Chapter 3, “The Master Artists: Bertel Thorvaldsen,” is a good example of what readers can expect in this book when it focuses on specific artists. Du Toit provides a brief life sketch of Thorvaldsen (43–47) and then highlights particular works—in this case, the Christus and the Apostles (48–58). In his descriptions of the statues under consideration, du Toit provides historical framing so readers can place the artwork in context.

In this chapter, du Toit tells the compelling story of how the Christus “came under the purview of The Church of Jesus Christ of Latter-day Saints” (50). Du Toit then takes time to provide stories about the statues, including the famous incident at the cathedral when President Spencer W. Kimball commanded the Danish mission president, Johan Helge Benthin, in an uncommon firmness, “Tell everyone in Denmark that I hold the keys!” (56). The group of Church leaders had paused at the statue of Peter, who is holding a set of keys in his hands, a typical way of depicting Peter.

Du Toit, like all authors, has undoubtedly thumbed through his published volume and wished he could make a few changes. But unlike many authors, du Toit most likely does not find anything to change with his written word. However, he may have taken a deep breath and sighed when he noticed several blank pages in the book (17, 59, 81, 131, 141, 161, 171, 190, and 196). This is unfortunate. An art book should also be an art piece. This is likely a design failure. The blank spaces yearn to be filled and stand in striking contrast to the beautiful pages filled with ideas, stories, and art.

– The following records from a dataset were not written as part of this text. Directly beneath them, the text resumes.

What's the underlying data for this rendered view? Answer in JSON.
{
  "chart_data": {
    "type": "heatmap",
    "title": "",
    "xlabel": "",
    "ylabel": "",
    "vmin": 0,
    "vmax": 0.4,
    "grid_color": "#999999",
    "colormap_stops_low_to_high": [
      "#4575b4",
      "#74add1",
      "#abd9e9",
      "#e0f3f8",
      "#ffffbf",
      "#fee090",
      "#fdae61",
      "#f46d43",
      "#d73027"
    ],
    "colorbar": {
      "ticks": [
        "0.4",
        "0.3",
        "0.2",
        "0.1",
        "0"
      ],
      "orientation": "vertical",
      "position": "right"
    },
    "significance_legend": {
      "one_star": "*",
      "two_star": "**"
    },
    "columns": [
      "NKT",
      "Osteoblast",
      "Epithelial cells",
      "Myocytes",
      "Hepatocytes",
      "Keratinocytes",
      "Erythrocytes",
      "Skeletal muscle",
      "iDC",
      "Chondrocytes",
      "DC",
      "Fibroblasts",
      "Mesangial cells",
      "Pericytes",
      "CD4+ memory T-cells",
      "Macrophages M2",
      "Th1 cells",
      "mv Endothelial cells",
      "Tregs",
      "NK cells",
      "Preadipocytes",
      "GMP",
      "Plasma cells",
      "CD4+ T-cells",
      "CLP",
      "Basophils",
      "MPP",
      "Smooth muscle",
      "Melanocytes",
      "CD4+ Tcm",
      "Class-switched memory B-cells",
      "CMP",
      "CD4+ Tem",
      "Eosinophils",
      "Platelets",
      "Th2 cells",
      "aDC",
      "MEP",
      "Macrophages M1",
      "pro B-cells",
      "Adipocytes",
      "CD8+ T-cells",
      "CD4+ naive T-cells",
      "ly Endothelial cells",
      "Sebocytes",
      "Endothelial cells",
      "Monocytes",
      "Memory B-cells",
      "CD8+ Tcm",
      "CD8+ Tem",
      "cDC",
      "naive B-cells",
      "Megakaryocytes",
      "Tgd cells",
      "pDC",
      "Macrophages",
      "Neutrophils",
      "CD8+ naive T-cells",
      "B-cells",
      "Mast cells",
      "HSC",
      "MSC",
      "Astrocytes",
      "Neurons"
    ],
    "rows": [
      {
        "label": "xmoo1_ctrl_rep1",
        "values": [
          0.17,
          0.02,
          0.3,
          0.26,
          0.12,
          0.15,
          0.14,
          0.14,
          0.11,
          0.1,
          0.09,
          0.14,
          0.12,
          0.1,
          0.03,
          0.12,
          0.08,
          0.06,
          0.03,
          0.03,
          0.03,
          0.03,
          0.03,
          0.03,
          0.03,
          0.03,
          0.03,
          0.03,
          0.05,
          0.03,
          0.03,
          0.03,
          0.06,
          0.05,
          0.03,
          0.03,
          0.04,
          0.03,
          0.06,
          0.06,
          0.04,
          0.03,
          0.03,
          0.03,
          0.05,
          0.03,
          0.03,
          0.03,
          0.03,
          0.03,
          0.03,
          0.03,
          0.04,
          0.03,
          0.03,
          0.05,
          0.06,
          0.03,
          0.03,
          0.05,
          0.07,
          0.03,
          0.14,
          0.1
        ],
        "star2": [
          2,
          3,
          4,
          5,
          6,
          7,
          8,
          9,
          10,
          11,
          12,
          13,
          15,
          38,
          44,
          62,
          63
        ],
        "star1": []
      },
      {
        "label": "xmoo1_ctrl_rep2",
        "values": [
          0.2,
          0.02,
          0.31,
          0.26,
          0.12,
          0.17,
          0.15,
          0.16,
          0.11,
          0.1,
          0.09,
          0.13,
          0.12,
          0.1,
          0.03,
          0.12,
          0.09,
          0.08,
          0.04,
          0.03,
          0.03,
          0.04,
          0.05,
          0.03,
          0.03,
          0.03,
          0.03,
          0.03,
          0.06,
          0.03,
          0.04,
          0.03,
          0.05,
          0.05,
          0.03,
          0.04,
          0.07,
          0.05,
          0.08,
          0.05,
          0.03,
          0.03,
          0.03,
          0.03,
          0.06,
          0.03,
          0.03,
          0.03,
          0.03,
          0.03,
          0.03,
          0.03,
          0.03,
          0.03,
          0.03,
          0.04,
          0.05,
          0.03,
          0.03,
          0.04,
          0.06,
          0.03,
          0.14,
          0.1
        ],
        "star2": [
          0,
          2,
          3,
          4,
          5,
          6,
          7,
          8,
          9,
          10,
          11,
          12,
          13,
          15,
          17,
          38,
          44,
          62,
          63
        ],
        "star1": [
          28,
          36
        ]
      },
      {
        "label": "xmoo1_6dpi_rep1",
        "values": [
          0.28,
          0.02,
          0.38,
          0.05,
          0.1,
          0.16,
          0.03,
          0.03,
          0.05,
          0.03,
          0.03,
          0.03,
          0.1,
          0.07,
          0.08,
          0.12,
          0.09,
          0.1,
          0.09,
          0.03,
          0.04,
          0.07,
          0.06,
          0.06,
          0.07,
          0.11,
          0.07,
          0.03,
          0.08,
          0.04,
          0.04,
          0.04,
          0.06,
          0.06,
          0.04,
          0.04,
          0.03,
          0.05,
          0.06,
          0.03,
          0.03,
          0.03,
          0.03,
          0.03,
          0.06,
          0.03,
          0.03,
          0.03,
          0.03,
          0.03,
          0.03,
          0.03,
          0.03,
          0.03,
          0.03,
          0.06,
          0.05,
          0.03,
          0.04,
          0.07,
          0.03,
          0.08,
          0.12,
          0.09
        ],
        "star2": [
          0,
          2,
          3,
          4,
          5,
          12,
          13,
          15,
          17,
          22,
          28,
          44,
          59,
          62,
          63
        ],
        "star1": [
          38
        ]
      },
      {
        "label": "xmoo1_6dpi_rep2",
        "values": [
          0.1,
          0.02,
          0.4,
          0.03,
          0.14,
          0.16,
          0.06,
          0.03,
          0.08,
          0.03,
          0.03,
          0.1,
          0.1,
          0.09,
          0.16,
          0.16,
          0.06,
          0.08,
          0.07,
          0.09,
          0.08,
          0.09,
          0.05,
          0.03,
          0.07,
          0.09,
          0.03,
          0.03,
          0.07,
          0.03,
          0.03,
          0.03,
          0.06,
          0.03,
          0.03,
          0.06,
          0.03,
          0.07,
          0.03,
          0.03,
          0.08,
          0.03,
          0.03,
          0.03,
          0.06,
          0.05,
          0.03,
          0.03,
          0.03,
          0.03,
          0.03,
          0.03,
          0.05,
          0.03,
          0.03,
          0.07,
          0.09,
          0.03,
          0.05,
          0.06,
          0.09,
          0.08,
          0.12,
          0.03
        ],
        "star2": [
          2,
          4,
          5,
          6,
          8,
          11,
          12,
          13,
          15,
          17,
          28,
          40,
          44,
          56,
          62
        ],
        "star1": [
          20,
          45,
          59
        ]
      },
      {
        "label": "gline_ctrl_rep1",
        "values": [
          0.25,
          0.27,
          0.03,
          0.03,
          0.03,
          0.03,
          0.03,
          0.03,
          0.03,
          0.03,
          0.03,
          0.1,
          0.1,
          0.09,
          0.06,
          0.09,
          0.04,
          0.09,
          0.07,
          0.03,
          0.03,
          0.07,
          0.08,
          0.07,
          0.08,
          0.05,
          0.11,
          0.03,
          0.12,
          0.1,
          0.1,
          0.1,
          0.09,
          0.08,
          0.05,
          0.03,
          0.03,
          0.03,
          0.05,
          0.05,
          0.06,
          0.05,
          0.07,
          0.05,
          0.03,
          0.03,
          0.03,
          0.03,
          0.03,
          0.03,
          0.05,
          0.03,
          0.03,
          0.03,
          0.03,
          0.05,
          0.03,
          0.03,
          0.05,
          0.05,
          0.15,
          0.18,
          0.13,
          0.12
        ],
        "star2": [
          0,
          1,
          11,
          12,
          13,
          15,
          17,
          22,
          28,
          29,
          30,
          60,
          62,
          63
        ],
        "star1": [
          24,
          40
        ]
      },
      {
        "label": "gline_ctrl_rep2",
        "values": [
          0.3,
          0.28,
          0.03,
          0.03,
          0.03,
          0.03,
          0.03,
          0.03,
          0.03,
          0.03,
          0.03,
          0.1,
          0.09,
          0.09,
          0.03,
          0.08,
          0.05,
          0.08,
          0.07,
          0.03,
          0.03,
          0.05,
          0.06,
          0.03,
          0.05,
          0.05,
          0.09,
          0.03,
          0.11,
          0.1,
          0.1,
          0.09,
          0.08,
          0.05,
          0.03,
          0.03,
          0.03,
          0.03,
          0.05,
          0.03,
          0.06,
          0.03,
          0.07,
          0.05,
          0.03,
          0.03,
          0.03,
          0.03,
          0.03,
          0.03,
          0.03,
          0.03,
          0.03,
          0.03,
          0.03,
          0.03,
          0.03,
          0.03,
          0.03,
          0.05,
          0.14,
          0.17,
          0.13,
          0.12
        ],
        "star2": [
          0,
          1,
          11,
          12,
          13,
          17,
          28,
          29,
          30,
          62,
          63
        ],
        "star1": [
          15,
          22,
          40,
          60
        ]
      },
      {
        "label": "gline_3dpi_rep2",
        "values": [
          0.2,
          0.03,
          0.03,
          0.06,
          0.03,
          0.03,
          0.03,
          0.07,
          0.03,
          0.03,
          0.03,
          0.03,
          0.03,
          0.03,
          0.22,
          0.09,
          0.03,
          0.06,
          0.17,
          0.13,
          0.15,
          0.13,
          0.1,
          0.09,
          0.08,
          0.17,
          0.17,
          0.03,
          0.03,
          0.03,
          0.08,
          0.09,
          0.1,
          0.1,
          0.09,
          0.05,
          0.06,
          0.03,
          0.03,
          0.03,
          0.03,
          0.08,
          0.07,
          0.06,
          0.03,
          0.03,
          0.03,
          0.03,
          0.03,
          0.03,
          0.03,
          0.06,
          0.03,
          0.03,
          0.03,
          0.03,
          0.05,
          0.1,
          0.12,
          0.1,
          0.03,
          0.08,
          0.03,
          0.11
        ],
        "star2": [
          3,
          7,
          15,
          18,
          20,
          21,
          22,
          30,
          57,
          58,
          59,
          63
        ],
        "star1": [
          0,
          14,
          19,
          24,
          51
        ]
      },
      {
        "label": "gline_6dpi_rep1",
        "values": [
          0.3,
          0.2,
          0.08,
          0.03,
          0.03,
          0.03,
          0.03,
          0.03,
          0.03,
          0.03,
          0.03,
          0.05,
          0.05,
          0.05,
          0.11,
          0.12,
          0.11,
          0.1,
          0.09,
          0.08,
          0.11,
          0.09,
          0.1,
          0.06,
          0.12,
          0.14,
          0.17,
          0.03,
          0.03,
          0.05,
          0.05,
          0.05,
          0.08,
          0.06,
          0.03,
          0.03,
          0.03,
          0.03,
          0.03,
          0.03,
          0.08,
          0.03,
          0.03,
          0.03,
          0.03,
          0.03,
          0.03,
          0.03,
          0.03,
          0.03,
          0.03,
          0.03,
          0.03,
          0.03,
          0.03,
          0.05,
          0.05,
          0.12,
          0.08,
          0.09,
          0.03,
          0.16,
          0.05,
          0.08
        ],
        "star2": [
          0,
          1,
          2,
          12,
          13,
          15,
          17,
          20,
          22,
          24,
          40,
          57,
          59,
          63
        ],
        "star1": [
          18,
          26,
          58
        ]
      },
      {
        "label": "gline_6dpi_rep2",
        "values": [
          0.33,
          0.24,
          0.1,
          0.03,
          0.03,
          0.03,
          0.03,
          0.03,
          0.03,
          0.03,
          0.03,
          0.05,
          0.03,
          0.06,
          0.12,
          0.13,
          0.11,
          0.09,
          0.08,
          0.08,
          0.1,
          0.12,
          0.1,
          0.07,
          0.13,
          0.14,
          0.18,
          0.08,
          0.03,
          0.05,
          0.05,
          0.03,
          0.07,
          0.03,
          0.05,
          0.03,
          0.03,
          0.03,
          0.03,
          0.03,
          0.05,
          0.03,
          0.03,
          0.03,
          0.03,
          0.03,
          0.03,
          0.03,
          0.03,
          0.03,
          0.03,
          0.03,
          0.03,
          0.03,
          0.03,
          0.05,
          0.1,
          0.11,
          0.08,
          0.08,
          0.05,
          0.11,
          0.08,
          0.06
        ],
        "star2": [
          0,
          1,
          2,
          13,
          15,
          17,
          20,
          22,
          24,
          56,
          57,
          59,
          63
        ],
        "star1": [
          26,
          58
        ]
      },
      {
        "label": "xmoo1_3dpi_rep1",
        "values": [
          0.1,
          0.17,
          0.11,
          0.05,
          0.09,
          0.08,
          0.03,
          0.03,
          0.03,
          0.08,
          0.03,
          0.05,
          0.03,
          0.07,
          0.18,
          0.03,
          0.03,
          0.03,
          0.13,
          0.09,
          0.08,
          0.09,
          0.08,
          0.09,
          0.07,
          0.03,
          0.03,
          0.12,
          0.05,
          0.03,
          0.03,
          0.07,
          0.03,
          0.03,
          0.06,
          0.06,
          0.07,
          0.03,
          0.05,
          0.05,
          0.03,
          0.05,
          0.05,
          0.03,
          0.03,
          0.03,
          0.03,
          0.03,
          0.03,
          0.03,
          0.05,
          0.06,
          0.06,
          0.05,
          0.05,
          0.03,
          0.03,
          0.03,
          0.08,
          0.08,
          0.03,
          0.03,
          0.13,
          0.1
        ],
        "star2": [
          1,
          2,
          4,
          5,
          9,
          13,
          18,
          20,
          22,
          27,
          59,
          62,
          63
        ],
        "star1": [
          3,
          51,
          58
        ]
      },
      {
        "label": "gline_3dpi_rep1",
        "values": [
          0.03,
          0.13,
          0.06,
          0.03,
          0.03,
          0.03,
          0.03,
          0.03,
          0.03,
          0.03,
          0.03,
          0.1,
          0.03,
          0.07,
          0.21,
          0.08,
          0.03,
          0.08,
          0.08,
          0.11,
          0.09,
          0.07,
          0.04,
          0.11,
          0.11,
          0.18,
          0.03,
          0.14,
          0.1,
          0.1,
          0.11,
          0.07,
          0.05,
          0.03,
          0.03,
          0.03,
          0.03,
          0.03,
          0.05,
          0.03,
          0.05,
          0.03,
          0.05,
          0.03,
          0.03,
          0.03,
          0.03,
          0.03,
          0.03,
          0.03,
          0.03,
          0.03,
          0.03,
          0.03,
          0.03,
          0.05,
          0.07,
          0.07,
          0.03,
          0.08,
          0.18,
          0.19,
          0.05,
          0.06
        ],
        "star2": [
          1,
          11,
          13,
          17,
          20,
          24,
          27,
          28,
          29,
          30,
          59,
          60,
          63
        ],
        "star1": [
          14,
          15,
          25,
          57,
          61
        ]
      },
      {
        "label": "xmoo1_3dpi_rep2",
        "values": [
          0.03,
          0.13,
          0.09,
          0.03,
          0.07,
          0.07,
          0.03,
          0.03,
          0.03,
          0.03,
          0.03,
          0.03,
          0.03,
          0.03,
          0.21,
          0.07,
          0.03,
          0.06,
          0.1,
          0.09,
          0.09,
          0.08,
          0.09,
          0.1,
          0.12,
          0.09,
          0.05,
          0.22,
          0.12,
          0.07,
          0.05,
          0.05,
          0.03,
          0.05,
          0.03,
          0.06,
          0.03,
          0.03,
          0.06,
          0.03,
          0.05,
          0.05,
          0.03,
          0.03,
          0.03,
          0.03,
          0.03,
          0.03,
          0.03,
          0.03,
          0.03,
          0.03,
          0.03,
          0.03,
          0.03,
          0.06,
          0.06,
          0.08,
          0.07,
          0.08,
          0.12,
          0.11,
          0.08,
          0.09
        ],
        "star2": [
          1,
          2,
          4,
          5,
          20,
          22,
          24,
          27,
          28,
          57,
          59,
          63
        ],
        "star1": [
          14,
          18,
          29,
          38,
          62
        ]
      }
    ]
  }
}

Although additional time and thought would have been required, the designers could have exploited the twenty-three paintings from the Museum of National History at Frederiksborg Castle, Hillerød, Denmark. Crammed into four pages (72–75), these paintings could have been arranged in a way to highlight them even more and possibly help with the blank pages. Unlike the MOA’s own art-book publications, Cedar Fort does not have the resources, training, and dedication to provide a well-constructed art book. The publisher deserves recognition for the decision to use high-quality paper to reproduce the paintings. Few things are more frustrating to art connoisseurs than an art book with poor-quality illustrations published on inferior paper.

In the end, du Toit has provided readers a treasure in word and art. His book provides some important skills to help readers as they visit a museum and carefully and thoughtfully examine religious art published in books and periodicals. In the end, like those who preserved the sacred teachings and insights found in the holy scriptures, Herman du Toit has preserved his lifelong training, experience, and thoughtful reflection for another generation to consider. For those who take the time to read, ponder, and look, they will see the message of Christ in new, exciting, and dynamic ways.


Richard Neitzel Holzapfel received his PhD at the University of California, Irvine, and is Professor of Church History and Doctrine at Brigham Young University. His professional work includes studies on the New Testament and Christian and Latter-day Saint art depicting biblical stories, especially images of Christ.